Bahréin, el más pequeño de los estados del Golfo Pérsico, tiene un gran interés estratégico para Estados Unidos, que tiene allí la base de la Quinta Flota de su Marina, desde donde controla la región. El miedo a que las revoluciones acaben con la estabilidad que hasta ahora mantenían gracias al silencio y la complicidad internacional. Se les vendía armas a los gobiernos, se aseguraba el suministro energético y se jugaba a los cochecitos de Fórmula 1, hasta que las represiones sangrientas llevaron al Presidente Obama a reaccionar e invitar al régimen a contenerse y respetar los derechos de la población.
Los manifestantes de la plaza de la Perla de Manama, en Bahréin, comparten algo fundamental con los tunecinos, egipcios o yemeníes. Más allá de las diferencias internas entre suníes y chiíes, o de las características estructurales que distinguen a este archipiélago del Golfo Pérsico de los países del Norte de África, los protagonistas de las revueltas buscan el cambio. Ellos también quieren reformas, libertad, participación. Pero Bahréin no es Túnez ni Egipto.
La población del país no alcanza el millón de personas. La mitad son extranjeros, en su mayoría inmigrantes africanos y asiáticos con unas precarias condiciones laborales. El PIB per cápita de Bahréin (34.200 dólares) es muy superior al de los países que acaban de ver caer a sus dictadores, aunque las diferencias económicas entre clases sociales son notables. El negocio del petróleo y el gas, o las actividades bancarias enriquecen a una pequeña parte de la población. El número de millonarios ha aumentado en los últimos años gracias a la eliminación de barreras económicas y comerciales mientras las clases medias se empobrecían, lo que ha contribuido en gran medida a aumentar las tensiones sociales que ahora se reflejan en manifestaciones y revueltas.
Bahréin comparte con los países árabes la falta de una verdadera democracia y la complicidad con que hasta ahora el resto del mundo ha tratado a estos regímenes. La monarquía de Hamad bin Isa al Jalifa sostiene un gobierno dirigido por la familia real. El Primer Ministro y tío del Rey, Jalifa Bin Salman al Jalifa, lleva en el cargo desde 1971, lo que le convierte en el Jefe de Gobierno más veterano del mundo. Los principales cargos de gobierno están ocupados por miembros de la familia Al Jalifa. La Constitución permite al Rey nombrar a los 40 miembros de la Asamblea Consultiva, que tiene la última palabra sobre las decisiones del Parlamento, y designar a los jueces y comandantes de las fuerzas armadas, además de otra serie de prebendas basadas en un legado histórico que considera a los Al Jalifa creadores y conquistadores del país. La falta de representación democrática tiene su reflejo en un poder político que margina a la comunidad chií, mayoritaria en el país, tanto en cuestiones religiosas, como educativas y políticas. El Secretario General de la Asociación de Derechos Humanos de Bahréin, Abdallah al-Drazi, aseguraba que “es el propio gobierno el que está fomentando el comunitarismo por medio de sus continuas acusaciones a la asociación Al-Wifaq (principal bloque de oposición chií) de crear vínculos con Irán”. Pese a todo, los participantes en las protestas de Manama, capital del país, quieren dejar claro que sus reivindicaciones van por otro lado, que lo que buscan es democracia. “Ni chiíes, ni suníes, somos bahreiníes” era el lema que portaban varios de los carteles de los manifestantes en los últimos días.
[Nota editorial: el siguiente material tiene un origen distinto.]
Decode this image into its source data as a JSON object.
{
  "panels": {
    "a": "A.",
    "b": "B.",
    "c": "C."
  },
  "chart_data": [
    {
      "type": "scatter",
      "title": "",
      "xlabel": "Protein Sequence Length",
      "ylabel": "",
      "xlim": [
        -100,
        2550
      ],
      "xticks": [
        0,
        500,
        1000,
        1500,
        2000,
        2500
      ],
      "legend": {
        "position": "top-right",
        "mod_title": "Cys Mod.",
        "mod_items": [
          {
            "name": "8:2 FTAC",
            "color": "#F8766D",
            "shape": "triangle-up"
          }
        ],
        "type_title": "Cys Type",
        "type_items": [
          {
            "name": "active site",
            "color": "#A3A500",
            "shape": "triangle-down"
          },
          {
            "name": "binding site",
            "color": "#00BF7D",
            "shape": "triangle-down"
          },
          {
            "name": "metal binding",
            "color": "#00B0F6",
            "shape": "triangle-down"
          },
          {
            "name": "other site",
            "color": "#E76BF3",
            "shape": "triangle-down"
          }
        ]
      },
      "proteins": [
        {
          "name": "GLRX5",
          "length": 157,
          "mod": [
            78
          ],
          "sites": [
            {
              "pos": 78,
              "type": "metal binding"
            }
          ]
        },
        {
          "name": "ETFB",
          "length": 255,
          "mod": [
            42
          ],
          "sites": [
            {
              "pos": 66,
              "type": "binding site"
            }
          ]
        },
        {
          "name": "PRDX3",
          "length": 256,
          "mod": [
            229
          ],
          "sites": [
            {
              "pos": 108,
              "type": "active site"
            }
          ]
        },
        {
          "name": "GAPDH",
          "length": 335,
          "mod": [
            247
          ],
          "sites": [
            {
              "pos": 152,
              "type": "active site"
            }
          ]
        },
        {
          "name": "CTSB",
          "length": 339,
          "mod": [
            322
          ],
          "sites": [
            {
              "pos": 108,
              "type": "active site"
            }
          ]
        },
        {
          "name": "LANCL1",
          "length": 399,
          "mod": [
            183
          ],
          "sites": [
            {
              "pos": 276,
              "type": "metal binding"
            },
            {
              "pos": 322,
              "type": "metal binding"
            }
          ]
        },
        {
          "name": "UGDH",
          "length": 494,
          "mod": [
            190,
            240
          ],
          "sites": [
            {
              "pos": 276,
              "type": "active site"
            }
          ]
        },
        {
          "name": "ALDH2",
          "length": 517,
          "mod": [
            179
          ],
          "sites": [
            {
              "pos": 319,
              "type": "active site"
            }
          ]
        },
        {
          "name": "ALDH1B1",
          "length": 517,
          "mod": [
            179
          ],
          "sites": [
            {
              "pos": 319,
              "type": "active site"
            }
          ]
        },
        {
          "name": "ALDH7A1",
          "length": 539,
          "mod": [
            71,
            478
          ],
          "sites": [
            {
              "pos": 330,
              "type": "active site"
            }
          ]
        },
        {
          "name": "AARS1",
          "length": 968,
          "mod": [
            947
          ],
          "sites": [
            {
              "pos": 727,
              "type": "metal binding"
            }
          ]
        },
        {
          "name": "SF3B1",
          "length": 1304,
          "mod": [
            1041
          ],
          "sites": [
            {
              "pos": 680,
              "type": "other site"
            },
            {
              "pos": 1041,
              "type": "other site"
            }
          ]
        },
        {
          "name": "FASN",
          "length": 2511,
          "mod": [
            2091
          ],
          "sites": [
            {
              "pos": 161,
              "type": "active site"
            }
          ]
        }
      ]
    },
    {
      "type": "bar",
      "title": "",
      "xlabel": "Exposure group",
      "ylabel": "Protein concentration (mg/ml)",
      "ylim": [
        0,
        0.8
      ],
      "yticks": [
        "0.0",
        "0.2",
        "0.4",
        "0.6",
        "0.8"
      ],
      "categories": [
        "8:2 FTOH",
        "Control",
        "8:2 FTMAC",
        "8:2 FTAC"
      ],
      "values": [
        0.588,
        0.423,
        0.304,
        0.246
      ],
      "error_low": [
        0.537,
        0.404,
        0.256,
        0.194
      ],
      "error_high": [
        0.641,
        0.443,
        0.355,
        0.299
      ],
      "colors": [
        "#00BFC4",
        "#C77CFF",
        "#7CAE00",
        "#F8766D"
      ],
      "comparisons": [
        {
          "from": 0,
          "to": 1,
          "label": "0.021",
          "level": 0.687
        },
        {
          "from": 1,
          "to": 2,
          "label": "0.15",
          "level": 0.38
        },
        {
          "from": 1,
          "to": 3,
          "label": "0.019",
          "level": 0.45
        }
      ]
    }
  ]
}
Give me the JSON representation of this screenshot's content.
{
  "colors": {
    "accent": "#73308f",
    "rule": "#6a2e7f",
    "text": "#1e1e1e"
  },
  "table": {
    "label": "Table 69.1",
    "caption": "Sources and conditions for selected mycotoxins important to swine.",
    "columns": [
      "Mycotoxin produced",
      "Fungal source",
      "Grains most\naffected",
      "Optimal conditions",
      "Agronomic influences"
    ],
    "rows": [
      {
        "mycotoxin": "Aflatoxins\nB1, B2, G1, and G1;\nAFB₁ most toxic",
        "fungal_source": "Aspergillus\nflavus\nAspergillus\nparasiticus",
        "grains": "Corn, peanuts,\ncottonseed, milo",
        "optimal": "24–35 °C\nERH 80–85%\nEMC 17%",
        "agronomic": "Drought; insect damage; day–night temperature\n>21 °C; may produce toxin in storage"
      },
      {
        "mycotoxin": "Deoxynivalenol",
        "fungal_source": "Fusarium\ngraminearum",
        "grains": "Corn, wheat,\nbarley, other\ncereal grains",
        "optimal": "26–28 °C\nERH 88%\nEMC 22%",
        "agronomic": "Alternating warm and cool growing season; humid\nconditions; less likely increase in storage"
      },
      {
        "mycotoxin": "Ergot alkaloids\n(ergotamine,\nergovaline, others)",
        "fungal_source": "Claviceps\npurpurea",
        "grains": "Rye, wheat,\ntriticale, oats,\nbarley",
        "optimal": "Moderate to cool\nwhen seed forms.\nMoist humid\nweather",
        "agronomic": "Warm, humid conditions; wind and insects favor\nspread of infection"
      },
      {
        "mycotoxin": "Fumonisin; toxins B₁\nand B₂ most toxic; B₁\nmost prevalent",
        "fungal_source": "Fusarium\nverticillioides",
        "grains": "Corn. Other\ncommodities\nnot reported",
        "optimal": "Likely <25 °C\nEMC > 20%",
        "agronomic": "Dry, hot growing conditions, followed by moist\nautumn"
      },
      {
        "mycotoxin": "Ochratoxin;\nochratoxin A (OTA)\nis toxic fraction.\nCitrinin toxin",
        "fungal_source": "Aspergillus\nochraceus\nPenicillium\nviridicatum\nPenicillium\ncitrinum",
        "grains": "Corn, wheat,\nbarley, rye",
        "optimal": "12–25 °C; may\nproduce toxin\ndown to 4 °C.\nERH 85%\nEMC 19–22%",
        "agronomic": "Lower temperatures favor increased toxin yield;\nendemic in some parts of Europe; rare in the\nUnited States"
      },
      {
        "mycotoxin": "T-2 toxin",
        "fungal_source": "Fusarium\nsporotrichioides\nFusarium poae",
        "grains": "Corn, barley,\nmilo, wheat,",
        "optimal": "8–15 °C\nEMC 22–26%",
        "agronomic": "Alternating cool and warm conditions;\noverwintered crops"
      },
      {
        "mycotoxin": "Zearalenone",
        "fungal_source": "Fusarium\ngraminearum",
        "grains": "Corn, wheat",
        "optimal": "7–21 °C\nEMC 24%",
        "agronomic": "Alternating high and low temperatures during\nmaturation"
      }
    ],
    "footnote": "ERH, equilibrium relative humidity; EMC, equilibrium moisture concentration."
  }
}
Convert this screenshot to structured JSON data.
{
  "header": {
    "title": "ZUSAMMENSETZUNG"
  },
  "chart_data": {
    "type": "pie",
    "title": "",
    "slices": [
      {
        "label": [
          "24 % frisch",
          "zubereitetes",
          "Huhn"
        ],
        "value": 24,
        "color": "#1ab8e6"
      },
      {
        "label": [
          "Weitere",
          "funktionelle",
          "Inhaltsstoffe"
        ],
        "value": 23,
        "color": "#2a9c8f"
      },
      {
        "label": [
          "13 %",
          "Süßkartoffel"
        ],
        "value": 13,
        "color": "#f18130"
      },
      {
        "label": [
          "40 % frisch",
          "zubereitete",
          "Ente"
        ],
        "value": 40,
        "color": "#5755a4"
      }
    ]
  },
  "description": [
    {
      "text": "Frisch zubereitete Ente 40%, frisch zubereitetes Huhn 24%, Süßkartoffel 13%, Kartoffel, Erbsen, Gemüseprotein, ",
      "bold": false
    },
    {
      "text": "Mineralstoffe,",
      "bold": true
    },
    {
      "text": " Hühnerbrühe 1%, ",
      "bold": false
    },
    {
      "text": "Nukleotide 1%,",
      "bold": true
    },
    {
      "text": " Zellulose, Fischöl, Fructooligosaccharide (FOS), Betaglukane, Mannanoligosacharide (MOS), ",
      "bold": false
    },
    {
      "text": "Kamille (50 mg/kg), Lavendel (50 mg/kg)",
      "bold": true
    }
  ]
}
Lo que comenzó como una represión brutal e indiscriminada contra el propio pueblo, con la mano amiga saudí detrás, pretende ahora convertirse en diálogo. Tarde. La población responde a la falta de soluciones de un gobierno excluyente. Los defensores de los derechos humanos del país denuncian desde hace años los abusos de las autoridades, la falta de derechos civiles y políticos, la ausencia de libertades de asociación y expresión. En un país que ha ratificado varios tratados internacionales de derechos humanos, muchos de estos activistas fueron encarcelados. Ahora el régimen pretende resarcirse con su liberación. Pero en la plaza de la Perla sólo se escucha «Abajo los Al Jalifa». Es la voz de quienes se sumaron a la ola, conscientes de la injusticia, y nos enseñaron una lección.